IV. Hand-over & Continuous Improvement

  1. Documentation Package (site sign-off required)
    – As-built 3D models (STEP + JT);
    – Electrical schematics, pneumatic diagram, BOM with order numbers;
    – Source code + backup (Git version tagged);
    – Spare-parts list (with recommended stock levels);
    – Training videos (MP4, ≤ 10 min/module, bilingual subtitles).
  2. Ramp-up Support
    Engineer on-site for 30 days after hand-over, target:
    – Daily output from 70 % to 90 %;
    – Scrap rate < 0.3 %;
    – Operators able to perform change-over independently.
  3. Continuous Improvement
    Quarterly line-balance re-optimisation:
    – RFID collects real takt, auto-update VSM;
    – If any station utilisation < 75 %, split or merge operations to keep balance rate ≥ 90 %.

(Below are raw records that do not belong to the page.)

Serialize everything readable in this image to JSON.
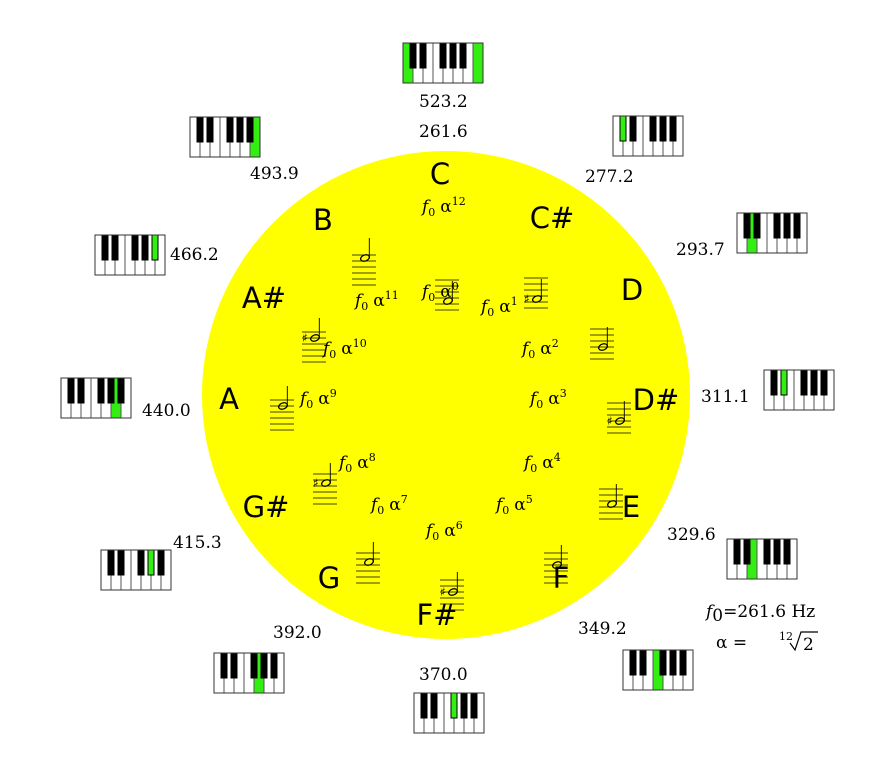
{
  "colors": {
    "circle": "#ffff00",
    "highlight": "#33ee11",
    "ink": "#000000"
  },
  "base_octave_frequency": "523.2",
  "notes": [
    {
      "name": "C",
      "exponent": "0",
      "frequency": "261.6",
      "sharp": false,
      "highlight_key": 0,
      "octave_exponent": "12"
    },
    {
      "name": "C#",
      "exponent": "1",
      "frequency": "277.2",
      "sharp": true,
      "highlight_key": 1
    },
    {
      "name": "D",
      "exponent": "2",
      "frequency": "293.7",
      "sharp": false,
      "highlight_key": 2
    },
    {
      "name": "D#",
      "exponent": "3",
      "frequency": "311.1",
      "sharp": true,
      "highlight_key": 3
    },
    {
      "name": "E",
      "exponent": "4",
      "frequency": "329.6",
      "sharp": false,
      "highlight_key": 4
    },
    {
      "name": "F",
      "exponent": "5",
      "frequency": "349.2",
      "sharp": false,
      "highlight_key": 5
    },
    {
      "name": "F#",
      "exponent": "6",
      "frequency": "370.0",
      "sharp": true,
      "highlight_key": 6
    },
    {
      "name": "G",
      "exponent": "7",
      "frequency": "392.0",
      "sharp": false,
      "highlight_key": 7
    },
    {
      "name": "G#",
      "exponent": "8",
      "frequency": "415.3",
      "sharp": true,
      "highlight_key": 8
    },
    {
      "name": "A",
      "exponent": "9",
      "frequency": "440.0",
      "sharp": false,
      "highlight_key": 9
    },
    {
      "name": "A#",
      "exponent": "10",
      "frequency": "466.2",
      "sharp": true,
      "highlight_key": 10
    },
    {
      "name": "B",
      "exponent": "11",
      "frequency": "493.9",
      "sharp": false,
      "highlight_key": 11
    }
  ],
  "formula": {
    "f_symbol": "f",
    "f_subscript": "0",
    "alpha_symbol": "α"
  },
  "legend": {
    "f0_line": "=261.6 Hz",
    "alpha_line": "α =",
    "root_index": "12",
    "root_radicand": "2"
  }
}
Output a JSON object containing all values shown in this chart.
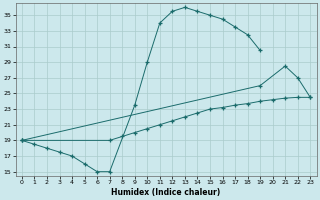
{
  "xlabel": "Humidex (Indice chaleur)",
  "bg_color": "#cce8ec",
  "grid_color": "#aacccc",
  "line_color": "#1a6b6b",
  "xlim": [
    -0.5,
    23.5
  ],
  "ylim": [
    14.5,
    36.5
  ],
  "yticks": [
    15,
    17,
    19,
    21,
    23,
    25,
    27,
    29,
    31,
    33,
    35
  ],
  "xticks": [
    0,
    1,
    2,
    3,
    4,
    5,
    6,
    7,
    8,
    9,
    10,
    11,
    12,
    13,
    14,
    15,
    16,
    17,
    18,
    19,
    20,
    21,
    22,
    23
  ],
  "line1_x": [
    0,
    1,
    2,
    3,
    4,
    5,
    6,
    7,
    9,
    10,
    11,
    12,
    13,
    14,
    15,
    16,
    17,
    18,
    19
  ],
  "line1_y": [
    19.0,
    18.5,
    18.0,
    17.5,
    17.0,
    16.0,
    15.0,
    15.0,
    23.5,
    29.0,
    34.0,
    35.5,
    36.0,
    35.5,
    35.0,
    34.5,
    33.5,
    32.5,
    30.5
  ],
  "line2_x": [
    0,
    19,
    21,
    22,
    23
  ],
  "line2_y": [
    19.0,
    26.0,
    28.5,
    27.0,
    24.5
  ],
  "line3_x": [
    0,
    7,
    8,
    9,
    10,
    11,
    12,
    13,
    14,
    15,
    16,
    17,
    18,
    19,
    20,
    21,
    22,
    23
  ],
  "line3_y": [
    19.0,
    19.0,
    19.5,
    20.0,
    20.5,
    21.0,
    21.5,
    22.0,
    22.5,
    23.0,
    23.2,
    23.5,
    23.7,
    24.0,
    24.2,
    24.4,
    24.5,
    24.5
  ]
}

Quick Checklist (print and post on site)
□ Design input: BOM, KC list, Takt time
□ Simulation: VSM, Plant Simulation, Delmia ergonomics
□ Layout: 3D point-cloud vs model, I/O table, power load
□ Manufacturing: FAT passed, Cpk ≥ 1.33
□ Commissioning: 5-step flow, virtual commissioning, OEE ≥ 85 %
□ Hand-over: 3D model + source code + training videos
□ Improvement: RFID takt, quarterly line balance, fault library

Following the above steps reduces project risk by 40 %, cuts ramp-up time by 25 %, and satisfies IATF 16949 / ISO 9001 audits. Wish your project a smooth launch!